Sunday, February 7, 2010

Lucy is walking!

I guess I should finally post this, huh?

Here Lucy is, right before she turned 10 months old.



And just two weeks later!



It surprised me that Lucy went from taking a few steps and toppling over, to walking all over the apartment, in just a few weeks. Oh god, does this mean she's a toddler and not a baby?

I remember thinking, months ago, that it would be so eerie to see my floor-bound baby get up on two legs and take off walking. But it feels...natural, I guess. She looks just like herself, just walking. It's hard for me to even remember when she couldn't walk.

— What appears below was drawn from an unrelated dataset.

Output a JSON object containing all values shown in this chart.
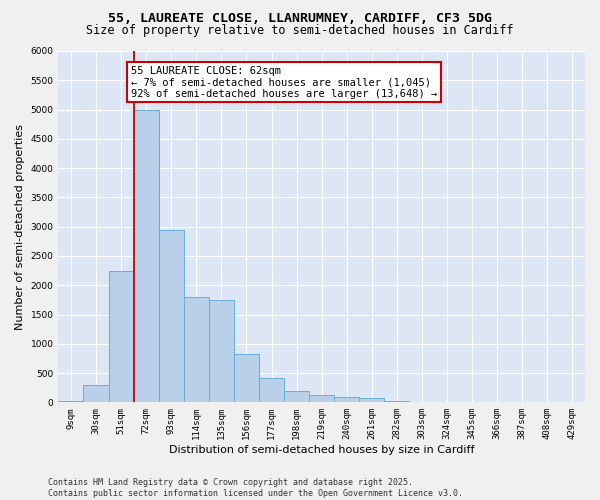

I've been thinking lately that the first year with a baby is kind of like a time warp. It does go so fast! Lucy evolves so quickly that it seems like she's been at whatever stage she's currently in forever...it's hard for me to even remember what she was like before. I remember her crawling, but before that? She must have been stuck wherever I put her, but I just can't picture it! It's just that Lucy seems so HERSELF right now, that her current self replaces her younger self in my mind. I'm surprised by this, I thought I would remember everything! And that makes me sad. I want to remember every single second. I have thousands of pictures and hours of video, but I find myself thinking, "Should I be writing down sweet things that Lucy does? Making audio recordings of her voice, her singing, her babbling? Should I be writing Lucy monthly letters? Making A Day in the Life, 10 months photo collages?" I know this year will be one of the most precious ones of my life, and I wish I could preserve the whole thing in a snow globe and keep it forever.